La voluntad de Napoleón fue cumplida el 5 de mayo de 1821. El médico corso realizó la autopsia sobre una mesa de billar y moldeó su mascarilla mortuoria. Declaró como causa del fallecimiento cáncer de estómago, aunque sostenía la hipótesis de que su deceso era el resultado de un asesinato. Aunque ello se discute, recientes investigaciones apuntan hacia esto.

Testigo relevante de los últimos momentos de una de las figuras más famosas e influyentes del mundo de su tiempo, de vuelta a París y ante los cuestionamientos de la sociedad francesa, publicó en 1825 el libro “Memorias del doctor F. Antomarchi, o los últimos momentos de Napoleón”, testimonio de su vida al lado del emperador. Esta se considera la principal fuente historiográfica de la eterna controversia sobre la causa de la muerte de Bonaparte.

Llegada a Cuba

Cuestionado injustamente por sus contemporáneos por no haber mejorado la salud de Napoleón, peregrinó por varias ciudades de Europa hasta recalar en América. Tras una breve estancia en Veracruz se traslada a mediados de 1837 hacia Santiago de Cuba, seducido por las noticias de la floreciente colonia francesa que allí se había establecido después de la Revolución haitiana.

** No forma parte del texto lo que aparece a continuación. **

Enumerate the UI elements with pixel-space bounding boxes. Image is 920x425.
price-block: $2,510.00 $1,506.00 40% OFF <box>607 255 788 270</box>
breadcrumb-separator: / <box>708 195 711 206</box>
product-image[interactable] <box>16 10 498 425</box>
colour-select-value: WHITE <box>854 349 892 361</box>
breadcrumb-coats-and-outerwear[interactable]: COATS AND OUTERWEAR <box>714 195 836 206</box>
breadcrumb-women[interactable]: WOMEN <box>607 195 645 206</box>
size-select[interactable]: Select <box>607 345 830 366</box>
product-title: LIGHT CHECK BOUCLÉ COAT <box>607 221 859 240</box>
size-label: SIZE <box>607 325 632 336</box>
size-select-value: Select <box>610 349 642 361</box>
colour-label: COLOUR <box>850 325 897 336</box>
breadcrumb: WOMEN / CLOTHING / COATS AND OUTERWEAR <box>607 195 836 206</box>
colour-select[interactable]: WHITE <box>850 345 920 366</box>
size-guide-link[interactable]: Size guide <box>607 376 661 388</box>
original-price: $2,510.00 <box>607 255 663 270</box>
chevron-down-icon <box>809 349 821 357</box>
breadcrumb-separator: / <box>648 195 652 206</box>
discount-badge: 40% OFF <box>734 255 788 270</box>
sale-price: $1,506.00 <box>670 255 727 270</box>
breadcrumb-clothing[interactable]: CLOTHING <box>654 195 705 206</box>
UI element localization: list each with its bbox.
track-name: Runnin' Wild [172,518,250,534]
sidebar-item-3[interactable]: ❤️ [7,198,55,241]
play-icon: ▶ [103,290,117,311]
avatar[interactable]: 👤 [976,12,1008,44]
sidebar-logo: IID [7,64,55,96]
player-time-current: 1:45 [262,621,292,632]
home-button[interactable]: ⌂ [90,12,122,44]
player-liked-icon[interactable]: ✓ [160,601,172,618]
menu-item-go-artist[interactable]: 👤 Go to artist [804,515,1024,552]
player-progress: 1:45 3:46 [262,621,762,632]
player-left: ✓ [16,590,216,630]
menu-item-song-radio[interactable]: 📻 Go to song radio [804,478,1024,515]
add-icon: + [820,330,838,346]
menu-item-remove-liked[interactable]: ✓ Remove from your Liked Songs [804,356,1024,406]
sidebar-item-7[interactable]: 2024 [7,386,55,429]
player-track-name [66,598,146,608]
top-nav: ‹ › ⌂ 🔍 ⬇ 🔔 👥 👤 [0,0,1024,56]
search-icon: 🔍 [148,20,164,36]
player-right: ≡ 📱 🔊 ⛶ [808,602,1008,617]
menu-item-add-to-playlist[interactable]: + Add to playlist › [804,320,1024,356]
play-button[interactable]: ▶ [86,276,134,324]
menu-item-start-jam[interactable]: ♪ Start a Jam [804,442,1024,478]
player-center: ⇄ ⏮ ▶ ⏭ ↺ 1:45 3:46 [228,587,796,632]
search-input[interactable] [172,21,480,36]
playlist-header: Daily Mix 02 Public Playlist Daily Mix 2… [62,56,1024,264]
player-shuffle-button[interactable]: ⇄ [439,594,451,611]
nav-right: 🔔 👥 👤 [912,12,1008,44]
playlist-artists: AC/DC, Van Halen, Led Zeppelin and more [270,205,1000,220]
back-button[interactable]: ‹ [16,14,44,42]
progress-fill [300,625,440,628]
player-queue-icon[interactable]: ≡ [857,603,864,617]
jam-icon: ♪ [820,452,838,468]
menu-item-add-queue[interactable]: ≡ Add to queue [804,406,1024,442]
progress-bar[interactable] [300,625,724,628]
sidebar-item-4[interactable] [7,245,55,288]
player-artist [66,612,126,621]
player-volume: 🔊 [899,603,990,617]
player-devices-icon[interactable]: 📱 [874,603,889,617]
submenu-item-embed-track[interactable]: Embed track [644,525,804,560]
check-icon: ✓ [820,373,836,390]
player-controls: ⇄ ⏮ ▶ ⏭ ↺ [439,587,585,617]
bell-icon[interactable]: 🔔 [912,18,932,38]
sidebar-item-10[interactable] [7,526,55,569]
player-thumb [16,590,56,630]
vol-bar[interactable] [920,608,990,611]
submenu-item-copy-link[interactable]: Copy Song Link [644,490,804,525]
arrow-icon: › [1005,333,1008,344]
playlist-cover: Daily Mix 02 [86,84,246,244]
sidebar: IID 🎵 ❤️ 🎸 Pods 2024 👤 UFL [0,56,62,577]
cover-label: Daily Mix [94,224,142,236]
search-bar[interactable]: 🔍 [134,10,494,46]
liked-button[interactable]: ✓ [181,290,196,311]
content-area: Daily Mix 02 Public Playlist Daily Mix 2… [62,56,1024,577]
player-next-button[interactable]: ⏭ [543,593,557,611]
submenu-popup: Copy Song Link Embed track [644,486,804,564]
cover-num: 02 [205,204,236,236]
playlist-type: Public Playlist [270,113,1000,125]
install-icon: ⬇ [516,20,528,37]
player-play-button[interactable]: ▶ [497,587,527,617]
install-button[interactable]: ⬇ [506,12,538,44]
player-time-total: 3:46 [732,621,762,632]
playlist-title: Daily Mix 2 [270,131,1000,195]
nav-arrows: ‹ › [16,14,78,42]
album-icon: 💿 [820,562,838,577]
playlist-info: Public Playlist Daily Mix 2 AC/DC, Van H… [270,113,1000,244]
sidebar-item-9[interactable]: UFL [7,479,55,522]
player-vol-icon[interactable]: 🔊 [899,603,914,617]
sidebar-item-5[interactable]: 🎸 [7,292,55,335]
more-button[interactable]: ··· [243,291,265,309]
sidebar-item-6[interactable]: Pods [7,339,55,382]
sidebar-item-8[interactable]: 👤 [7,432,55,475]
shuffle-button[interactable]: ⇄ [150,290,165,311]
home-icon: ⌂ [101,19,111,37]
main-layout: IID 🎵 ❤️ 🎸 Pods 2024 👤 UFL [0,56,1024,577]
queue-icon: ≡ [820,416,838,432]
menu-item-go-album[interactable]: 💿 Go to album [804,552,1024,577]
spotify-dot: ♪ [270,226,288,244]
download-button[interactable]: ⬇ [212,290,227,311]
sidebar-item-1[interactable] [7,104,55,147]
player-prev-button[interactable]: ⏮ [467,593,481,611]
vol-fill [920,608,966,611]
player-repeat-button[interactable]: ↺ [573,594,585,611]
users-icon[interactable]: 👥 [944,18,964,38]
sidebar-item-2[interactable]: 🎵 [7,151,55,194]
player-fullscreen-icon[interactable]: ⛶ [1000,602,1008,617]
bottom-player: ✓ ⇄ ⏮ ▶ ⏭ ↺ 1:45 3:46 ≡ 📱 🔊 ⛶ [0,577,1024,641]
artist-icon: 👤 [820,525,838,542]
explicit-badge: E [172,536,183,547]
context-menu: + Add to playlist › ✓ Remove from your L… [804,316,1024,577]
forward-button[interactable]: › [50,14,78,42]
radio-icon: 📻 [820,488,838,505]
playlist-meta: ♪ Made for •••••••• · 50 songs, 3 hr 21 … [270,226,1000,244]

En ello fue vital la influencia de su primo hermano Antonio Benjamín Antommarchi Chaigneau, dueño de cafetales en la zona de El Cobre y su tía Madame Catalina Chaigneau, propietaria de una academia para jovencitas.

Con una reconocida fama, fue bien acogido por las autoridades militares santiagueras y hospedado en la casa del gobernador, brigadier Juan de Moya Morejón.

En Santiago de Cuba se dedicó a lo que mejor sabía hacer y en poco tiempo ganó fama como galeno en la ciudad. Según varios historiadores, Antommarchi es uno de los iniciadores de la oftalmología en Cuba.

En la indómita plaza realizó la primera operación de cataratas en Cuba y fundó la primera clínica de operaciones oftalmológicas de Santiago.

También se dedicó al estudio de las enfermedades tropicales, en especial la fiebre amarilla, verdadero azote para la región. Soñó con construir un sanatorio para los enfermos.

Según testimonios de la época, se destacó por su generosidad y buen trato hacia los pobres.

En su interacción permanente con los infestados se contagió con la enfermedad a la que intentaba hallarle una cura. Falleció el 3 de abril de 1838 en la indómita ciudad.

Aunque vivió menos de un año en Cuba habitualmente le decía a sus familiares que en Santiago pasó “los momentos más felices de su vida”.

               Máscara mortuoria de Napoleón Bonaparte en posesión de Francois Antommarchi al morir en Cuba.